Machine Learning Algorithms in Cardiology Domain: A Systematic Review
Aleksei Dudchenko1, 2, Matthias Ganzinger1, Georgy Kopanitsa2, *
Identifiers and Pagination:Year: 2020
First Page: 25
Last Page: 40
Publisher Id: TOBIOIJ-13-25
Article History:Received Date: 30/10/2019
Revision Received Date: 06/02/2020
Acceptance Date: 11/02/2020
Electronic publication date: 23/04/2020
Collection year: 2020
open-access license: This is an open access article distributed under the terms of the Creative Commons Attribution 4.0 International Public License (CC-BY 4.0), a copy of which is available at: (https://creativecommons.org/licenses/by/4.0/legalcode). This license permits unrestricted use, distribution, and reproduction in any medium, provided the original author and source are credited.

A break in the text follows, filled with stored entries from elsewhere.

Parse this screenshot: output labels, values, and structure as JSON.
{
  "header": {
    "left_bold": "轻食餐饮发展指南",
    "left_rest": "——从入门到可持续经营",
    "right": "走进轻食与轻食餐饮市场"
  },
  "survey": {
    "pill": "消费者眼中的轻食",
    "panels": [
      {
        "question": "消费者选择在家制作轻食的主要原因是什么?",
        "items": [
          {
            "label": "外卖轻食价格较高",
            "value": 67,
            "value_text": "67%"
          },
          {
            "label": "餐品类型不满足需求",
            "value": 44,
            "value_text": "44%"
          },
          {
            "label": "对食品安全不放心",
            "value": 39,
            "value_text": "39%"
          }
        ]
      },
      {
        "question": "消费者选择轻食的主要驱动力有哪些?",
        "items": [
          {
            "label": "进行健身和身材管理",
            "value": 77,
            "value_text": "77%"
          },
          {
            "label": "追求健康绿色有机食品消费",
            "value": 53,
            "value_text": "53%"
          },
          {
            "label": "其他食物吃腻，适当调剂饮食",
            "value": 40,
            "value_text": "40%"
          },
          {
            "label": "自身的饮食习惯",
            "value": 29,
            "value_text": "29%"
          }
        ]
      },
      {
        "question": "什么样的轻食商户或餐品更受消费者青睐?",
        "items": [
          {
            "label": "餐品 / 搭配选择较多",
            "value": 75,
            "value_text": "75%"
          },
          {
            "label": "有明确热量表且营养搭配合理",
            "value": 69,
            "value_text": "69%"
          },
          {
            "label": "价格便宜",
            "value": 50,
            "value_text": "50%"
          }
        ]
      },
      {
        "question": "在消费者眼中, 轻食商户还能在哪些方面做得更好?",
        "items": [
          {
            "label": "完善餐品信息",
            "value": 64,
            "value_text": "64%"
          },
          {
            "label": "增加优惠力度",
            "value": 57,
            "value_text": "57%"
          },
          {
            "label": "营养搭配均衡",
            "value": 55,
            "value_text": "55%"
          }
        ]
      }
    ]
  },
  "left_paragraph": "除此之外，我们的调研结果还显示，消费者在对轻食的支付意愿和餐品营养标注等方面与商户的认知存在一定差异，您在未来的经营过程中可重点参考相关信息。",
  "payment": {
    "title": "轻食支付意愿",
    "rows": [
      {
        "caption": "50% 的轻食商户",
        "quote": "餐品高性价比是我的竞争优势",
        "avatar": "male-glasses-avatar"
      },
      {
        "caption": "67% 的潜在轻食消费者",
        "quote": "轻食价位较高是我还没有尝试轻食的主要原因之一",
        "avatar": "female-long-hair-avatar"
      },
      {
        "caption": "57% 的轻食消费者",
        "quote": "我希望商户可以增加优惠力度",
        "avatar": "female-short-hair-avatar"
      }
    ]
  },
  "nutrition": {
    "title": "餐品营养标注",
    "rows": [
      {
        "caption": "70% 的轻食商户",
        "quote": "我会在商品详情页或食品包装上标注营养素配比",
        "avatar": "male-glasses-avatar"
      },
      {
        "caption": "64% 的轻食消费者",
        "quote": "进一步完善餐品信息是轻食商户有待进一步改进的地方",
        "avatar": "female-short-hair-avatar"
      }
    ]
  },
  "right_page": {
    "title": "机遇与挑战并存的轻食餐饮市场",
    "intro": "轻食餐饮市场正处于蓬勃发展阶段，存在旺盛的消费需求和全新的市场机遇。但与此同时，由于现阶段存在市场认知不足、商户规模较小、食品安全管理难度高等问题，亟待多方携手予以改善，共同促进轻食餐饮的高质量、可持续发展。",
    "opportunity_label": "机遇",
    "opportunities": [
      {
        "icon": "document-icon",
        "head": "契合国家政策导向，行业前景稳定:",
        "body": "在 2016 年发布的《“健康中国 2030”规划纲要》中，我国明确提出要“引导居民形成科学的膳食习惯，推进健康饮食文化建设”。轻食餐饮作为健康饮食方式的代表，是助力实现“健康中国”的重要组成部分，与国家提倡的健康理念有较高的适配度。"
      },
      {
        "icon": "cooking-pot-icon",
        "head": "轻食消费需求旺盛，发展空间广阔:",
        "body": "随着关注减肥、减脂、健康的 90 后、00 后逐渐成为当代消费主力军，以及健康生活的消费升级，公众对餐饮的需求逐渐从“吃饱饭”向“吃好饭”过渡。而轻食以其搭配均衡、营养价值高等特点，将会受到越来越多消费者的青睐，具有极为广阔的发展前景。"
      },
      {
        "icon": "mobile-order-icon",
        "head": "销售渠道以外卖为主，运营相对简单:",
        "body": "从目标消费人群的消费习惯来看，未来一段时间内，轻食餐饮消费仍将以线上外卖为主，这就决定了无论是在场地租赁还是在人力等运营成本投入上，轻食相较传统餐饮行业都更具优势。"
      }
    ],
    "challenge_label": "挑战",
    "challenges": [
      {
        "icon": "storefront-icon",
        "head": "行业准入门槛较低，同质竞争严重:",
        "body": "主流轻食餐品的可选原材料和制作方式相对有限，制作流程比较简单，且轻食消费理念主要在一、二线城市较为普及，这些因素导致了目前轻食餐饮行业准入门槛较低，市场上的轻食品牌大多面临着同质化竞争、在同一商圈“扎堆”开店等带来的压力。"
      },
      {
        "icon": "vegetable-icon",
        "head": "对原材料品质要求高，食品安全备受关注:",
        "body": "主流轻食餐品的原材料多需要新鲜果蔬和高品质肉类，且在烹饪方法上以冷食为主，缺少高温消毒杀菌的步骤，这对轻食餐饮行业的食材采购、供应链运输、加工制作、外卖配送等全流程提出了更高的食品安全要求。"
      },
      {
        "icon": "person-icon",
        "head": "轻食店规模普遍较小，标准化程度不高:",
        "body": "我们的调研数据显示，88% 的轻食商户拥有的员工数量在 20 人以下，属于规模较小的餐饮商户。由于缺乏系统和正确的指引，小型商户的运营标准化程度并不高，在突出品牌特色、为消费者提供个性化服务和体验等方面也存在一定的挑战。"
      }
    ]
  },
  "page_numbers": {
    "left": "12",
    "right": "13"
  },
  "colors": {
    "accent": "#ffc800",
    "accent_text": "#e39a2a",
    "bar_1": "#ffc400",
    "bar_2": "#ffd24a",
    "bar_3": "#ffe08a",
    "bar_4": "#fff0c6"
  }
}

It could be seen in the previous decades that Machine Learning (ML) has a huge variety of possible implementations in medicine and can be of great use. Nevertheless, cardiovascular diseases cause about a third of the total global deaths.
Does ML work in the cardiology domain and what is the current progress in this regard? To answer this question, we present a systematic review aiming at 1) identifying studies where machine learning algorithms were applied in the domain of cardiology; 2) providing an overview based on the existing literature about the state-of-the-art ML algorithms applied in cardiology.
For organizing this review, we adopted the PRISMA statement. We used PubMed as the search engine and identified the search keywords as “Machine Learning”, “Data Mining”, “Cardiology”, and “Cardiovascular” in combinations. Scientific articles and conference papers published between 2013-2017 reporting about implementations of ML algorithms in the domain of cardiology have been included in this review.
In total, 27 relevant papers were included. We examined four aspects: the aims of ML systems, the methods, datasets, and evaluation metrics. The major part of the paper was aimed at predicting the risk of mortality. A promising branch of Machine Learning, the ‘Reinforcement Learning’, was also never proposed in the observed papers. Tree-based ensembles are common and show good results, whereas deep neural networks are poorly represented. Most papers (20 of 27) have used datasets that are hardly available for other researchers, e.g. unpublished local registries. We also identified 28 different metrics for model evaluation. This variety of metrics makes it difficult to compare the results of different researches.
We suppose that this systematic review will be helpful for researchers developing medical machine learning systems and for cardiology in particular.